Saturday, June 28, 2008

Stop, Thief

So it's a few minutes before 2AM last night and Maureen and I are sitting at the bar in the downtown Baltimore Holiday Inn, talking to the sound guy for The Hold Steady, a band I started listening to a couple of years ago after buying their album, Boys and Girls in America, solely because it ended up near the top of a whole bunch of Best of 2006 lists from publications I like, such as The Onion. On first listen I was sort of unimpressed -- solid, entertaining bar rock to be sure, but lacking, I don't know--greatness? But that opinion started to change on the second go 'round, and then more so on the third, fourth, fifth, and tenth. And it turned to unreserved admiration after seeing them live at the 9:30 Club. Watching most bands live is fun but ultimately not much more than listening to a bunch of albums you like, by a band you like, played on shuffle, through a really great stereo, at a much louder volume than your neighbors will allow at home, standing alongside a bunch of like-minded fans who, like you, are in the process of enjoying numerous socially lubricating beverages. The Hold Steady, by contrast, are transcendent in concert, inhabiting an alternate reality of greatness, multiplied by 100 and then some. That band live is the closest you can get to joy in two hours while keeping your clothes on.


Anyway, we left the venue, which was in a somewhat horrible pre-fab restaurant and entertainment complex in Baltimore that Maureen aptly described as Applebee's rock and roll, and went out for a while before ending up back at the Holiday Inn, where we had Pricelined a cheap room because I'm getting too old to drive back down the Baltimore-Washington parkway at 1AM after a night on the town. And there they were, the sound guy, another roadie, and lead singer Craig Finn, who's sort of the dorkiest Midwestern rock-god-cool frontman in the world. There was nobody else -- The Hold Steady apparently has no groupies of note. Finn left after a half-hour and we ended up chatting with the sound guy. Audiences in Great Britain are the toughest, he says -- they have very specific opinions regarding proper sound mixing and will let you know if you're not getting the job done. We discussed our shared sense that Wall-E looks to be a good movie, and why. Then I asked him a question that had been bugging me: Why, if the band's new album (the much anticipated follow-up to Boys and Girls in America) was scheduled to be released on July 15th, was it available on iTunes now?

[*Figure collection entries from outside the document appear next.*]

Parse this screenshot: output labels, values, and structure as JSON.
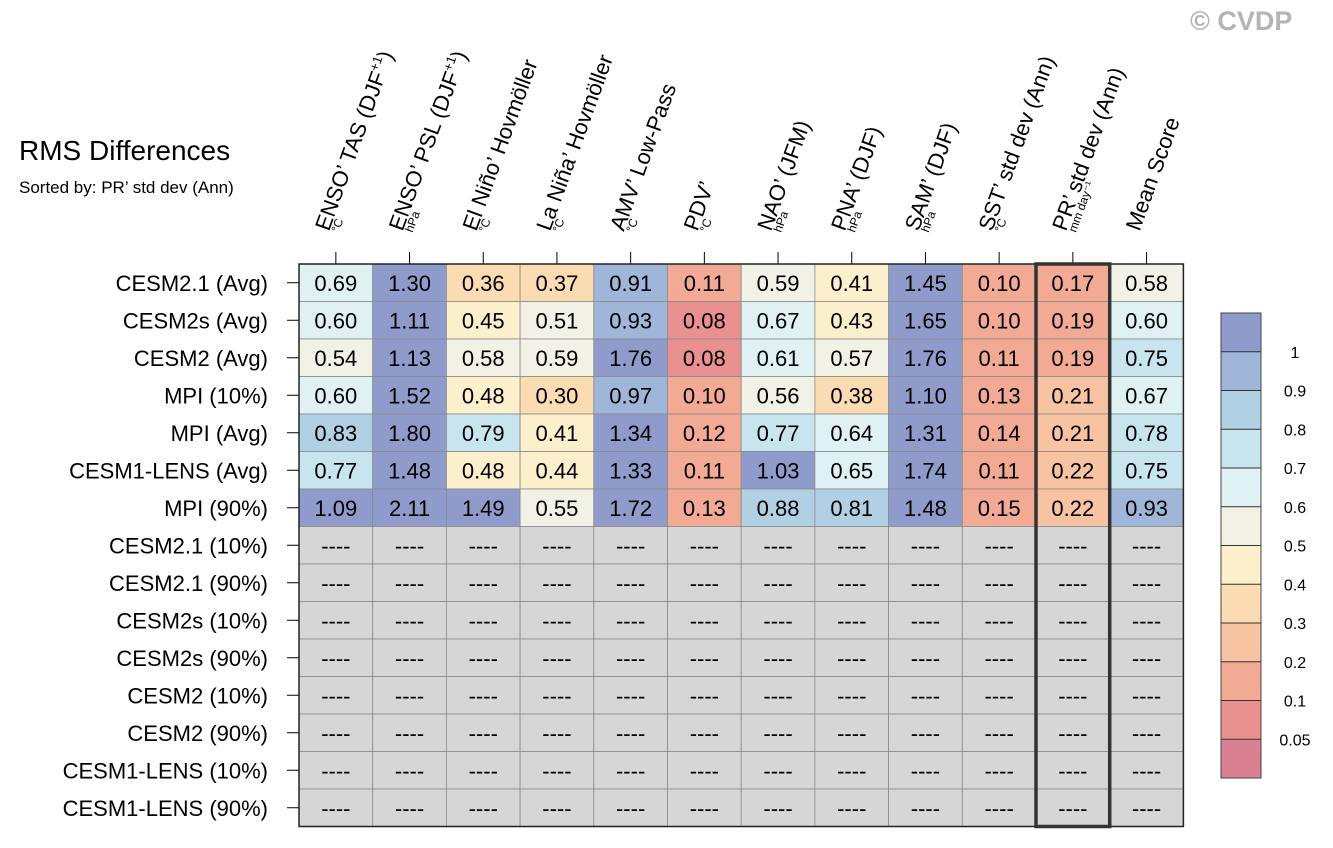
{
  "watermark": "© CVDP",
  "chart_data": {
    "type": "heatmap",
    "title": "RMS Differences",
    "subtitle": "Sorted by: PR’ std dev (Ann)",
    "highlighted_column": "PR’ std dev (Ann)",
    "columns": [
      {
        "label": "ENSO’ TAS (DJF",
        "sup": "+1",
        "close": ")",
        "unit": "°C"
      },
      {
        "label": "ENSO’ PSL (DJF",
        "sup": "+1",
        "close": ")",
        "unit": "hPa"
      },
      {
        "label": "El Niño’ Hovmöller",
        "sup": "",
        "close": "",
        "unit": "°C"
      },
      {
        "label": "La Niña’ Hovmöller",
        "sup": "",
        "close": "",
        "unit": "°C"
      },
      {
        "label": "AMV’ Low-Pass",
        "sup": "",
        "close": "",
        "unit": "°C"
      },
      {
        "label": "PDV’",
        "sup": "",
        "close": "",
        "unit": "°C"
      },
      {
        "label": "NAO’ (JFM)",
        "sup": "",
        "close": "",
        "unit": "hPa"
      },
      {
        "label": "PNA’ (DJF)",
        "sup": "",
        "close": "",
        "unit": "hPa"
      },
      {
        "label": "SAM’ (DJF)",
        "sup": "",
        "close": "",
        "unit": "hPa"
      },
      {
        "label": "SST’ std dev (Ann)",
        "sup": "",
        "close": "",
        "unit": "°C"
      },
      {
        "label": "PR’ std dev (Ann)",
        "sup": "",
        "close": "",
        "unit": "mm day⁻¹"
      },
      {
        "label": "Mean Score",
        "sup": "",
        "close": "",
        "unit": ""
      }
    ],
    "rows": [
      "CESM2.1 (Avg)",
      "CESM2s (Avg)",
      "CESM2 (Avg)",
      "MPI (10%)",
      "MPI (Avg)",
      "CESM1-LENS (Avg)",
      "MPI (90%)",
      "CESM2.1 (10%)",
      "CESM2.1 (90%)",
      "CESM2s (10%)",
      "CESM2s (90%)",
      "CESM2 (10%)",
      "CESM2 (90%)",
      "CESM1-LENS (10%)",
      "CESM1-LENS (90%)"
    ],
    "values": [
      [
        0.69,
        1.3,
        0.36,
        0.37,
        0.91,
        0.11,
        0.59,
        0.41,
        1.45,
        0.1,
        0.17,
        0.58
      ],
      [
        0.6,
        1.11,
        0.45,
        0.51,
        0.93,
        0.08,
        0.67,
        0.43,
        1.65,
        0.1,
        0.19,
        0.6
      ],
      [
        0.54,
        1.13,
        0.58,
        0.59,
        1.76,
        0.08,
        0.61,
        0.57,
        1.76,
        0.11,
        0.19,
        0.75
      ],
      [
        0.6,
        1.52,
        0.48,
        0.3,
        0.97,
        0.1,
        0.56,
        0.38,
        1.1,
        0.13,
        0.21,
        0.67
      ],
      [
        0.83,
        1.8,
        0.79,
        0.41,
        1.34,
        0.12,
        0.77,
        0.64,
        1.31,
        0.14,
        0.21,
        0.78
      ],
      [
        0.77,
        1.48,
        0.48,
        0.44,
        1.33,
        0.11,
        1.03,
        0.65,
        1.74,
        0.11,
        0.22,
        0.75
      ],
      [
        1.09,
        2.11,
        1.49,
        0.55,
        1.72,
        0.13,
        0.88,
        0.81,
        1.48,
        0.15,
        0.22,
        0.93
      ],
      [
        null,
        null,
        null,
        null,
        null,
        null,
        null,
        null,
        null,
        null,
        null,
        null
      ],
      [
        null,
        null,
        null,
        null,
        null,
        null,
        null,
        null,
        null,
        null,
        null,
        null
      ],
      [
        null,
        null,
        null,
        null,
        null,
        null,
        null,
        null,
        null,
        null,
        null,
        null
      ],
      [
        null,
        null,
        null,
        null,
        null,
        null,
        null,
        null,
        null,
        null,
        null,
        null
      ],
      [
        null,
        null,
        null,
        null,
        null,
        null,
        null,
        null,
        null,
        null,
        null,
        null
      ],
      [
        null,
        null,
        null,
        null,
        null,
        null,
        null,
        null,
        null,
        null,
        null,
        null
      ],
      [
        null,
        null,
        null,
        null,
        null,
        null,
        null,
        null,
        null,
        null,
        null,
        null
      ],
      [
        null,
        null,
        null,
        null,
        null,
        null,
        null,
        null,
        null,
        null,
        null,
        null
      ]
    ],
    "missing_text": "----",
    "missing_color": "#d6d6d6",
    "colorbar": {
      "tick_labels": [
        "1",
        "0.9",
        "0.8",
        "0.7",
        "0.6",
        "0.5",
        "0.4",
        "0.3",
        "0.2",
        "0.1",
        "0.05"
      ],
      "bounds": [
        1.0,
        0.9,
        0.8,
        0.7,
        0.6,
        0.5,
        0.4,
        0.3,
        0.2,
        0.1,
        0.05
      ],
      "colors": [
        "#8f9ccb",
        "#9fb6d8",
        "#b2d0e4",
        "#c8e4ee",
        "#e0f1f4",
        "#f1f1e5",
        "#fbf0cb",
        "#fbdcb2",
        "#f8c3a2",
        "#f3aa95",
        "#e99090",
        "#d98092"
      ]
    }
  }
}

"It leaked," he said, grimly. "Probably a reviewer gave it to a friend who put in on Bit-Torrent or something." Given their recent breakout success, a lot of time and effort had gone into packaging, marketing, and timing the release – only to have it all blown to shreds by the leak. So they had no choice to but to put in on iTunes to provide a paying on-line alternative, while the physical CD launch couldn't be changed. "It's still going to hurt retail sales," he said, "Not just because people will already have the album, but because retailers won't want to spend money and shelf space promoting what's seen as an old product."

Which brings me to the subject of stealing music. I know that information wants to be free and that artists make all their money touring and selling merchandise anyway and that the big record companies deserve what they're getting and that music "sharing" builds the fan base in a time where competition for entertainment mindshare is more fierce than ever before, and I know there's some truth in all of those things. But I also know, and I think you do too, that there's a strong element of b.s. to these arguments, the fervency of which is substantially a function of latent guilt over the fact that people can be greedy and cheap and selfish and as such are enjoying the music of The Hold Steady and others like them without paying for it, and there is no real moral justification for this, none at all. For all the critical acclaim, the band is obviously not rich – they were staying in the Holiday Inn, for Pete's sake, and one of the reasons is that people who know better are using the Internet to steal. To whom I say, with good cheer as a fellow music fan and with faith that you can be better: Stop, thief.